Dal punto di vista ecologico, le capsule hanno un impatto decisamente maggiore: essendo costituite da materiali combinati e difficilmente separabili, il loro processo di smaltimento è complicato e non sempre effettuato correttamente.

Se gettate intere, infatti, le capsule devono essere conferite nel contenitore dell’indifferenziato e finiscono così negli inceneritori. Al contrario, bisogna avere l’accortezza di separare i vari materiali di cui ogni capsula è composta e conferirli negli appositi contenitori della raccolta differenziata.

Le cialde, invece, sono composte da due sottili strati di carta che contengono al loro interno la polvere di caffè.

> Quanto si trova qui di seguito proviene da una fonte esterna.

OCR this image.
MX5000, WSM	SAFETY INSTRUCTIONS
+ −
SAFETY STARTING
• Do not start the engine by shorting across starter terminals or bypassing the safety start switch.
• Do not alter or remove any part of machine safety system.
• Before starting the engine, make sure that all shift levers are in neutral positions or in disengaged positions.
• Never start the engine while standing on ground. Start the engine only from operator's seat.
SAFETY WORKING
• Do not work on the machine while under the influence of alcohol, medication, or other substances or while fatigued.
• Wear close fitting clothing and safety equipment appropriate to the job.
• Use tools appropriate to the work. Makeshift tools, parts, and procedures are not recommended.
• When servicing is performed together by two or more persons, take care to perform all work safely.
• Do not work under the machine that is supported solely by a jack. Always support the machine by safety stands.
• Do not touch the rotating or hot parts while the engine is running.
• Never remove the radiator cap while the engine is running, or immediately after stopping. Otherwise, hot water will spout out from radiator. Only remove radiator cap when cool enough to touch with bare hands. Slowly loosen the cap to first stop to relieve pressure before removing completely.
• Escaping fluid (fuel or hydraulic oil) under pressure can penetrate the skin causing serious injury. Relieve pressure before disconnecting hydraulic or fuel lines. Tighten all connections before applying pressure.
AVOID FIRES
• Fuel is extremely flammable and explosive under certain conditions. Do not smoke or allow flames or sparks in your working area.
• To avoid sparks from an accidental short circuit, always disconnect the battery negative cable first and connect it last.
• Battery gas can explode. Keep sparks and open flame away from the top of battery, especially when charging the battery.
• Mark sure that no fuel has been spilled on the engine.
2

Il loro formato risponde ai valori standard ESE (un diametro compreso tra 43,5 a 44,5 millimetri e uno spessore che oscilla da 9,1 a 10,6 millimetri) – ciò vuol dire che sono compatibili con tutti i dispositivi.

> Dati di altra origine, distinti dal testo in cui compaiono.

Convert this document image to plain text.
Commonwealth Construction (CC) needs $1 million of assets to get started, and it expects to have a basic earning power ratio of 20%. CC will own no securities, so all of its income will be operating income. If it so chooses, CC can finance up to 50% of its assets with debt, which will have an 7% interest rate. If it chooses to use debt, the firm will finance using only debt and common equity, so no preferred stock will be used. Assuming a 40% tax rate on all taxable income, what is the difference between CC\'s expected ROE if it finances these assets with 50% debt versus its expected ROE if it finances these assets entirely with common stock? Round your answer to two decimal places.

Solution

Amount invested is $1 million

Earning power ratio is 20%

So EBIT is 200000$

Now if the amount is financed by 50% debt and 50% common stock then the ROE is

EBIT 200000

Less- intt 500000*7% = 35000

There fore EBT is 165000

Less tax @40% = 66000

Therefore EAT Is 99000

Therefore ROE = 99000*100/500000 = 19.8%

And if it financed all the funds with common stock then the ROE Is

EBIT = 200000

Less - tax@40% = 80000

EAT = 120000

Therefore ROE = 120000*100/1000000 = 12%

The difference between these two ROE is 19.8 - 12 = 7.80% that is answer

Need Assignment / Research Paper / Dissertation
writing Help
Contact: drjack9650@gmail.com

È scontato che le cialde in carta possano essere riciclate in maniera molto più semplice ed efficace rispetto alle capsule di plastica e alluminio. Oltre alle cialde in carta, esistono poi anche cialde compostabili che presentano un involucro in materiali naturali e che, una volta utilizzate, possono essere gettate nell’umido e divenire compost.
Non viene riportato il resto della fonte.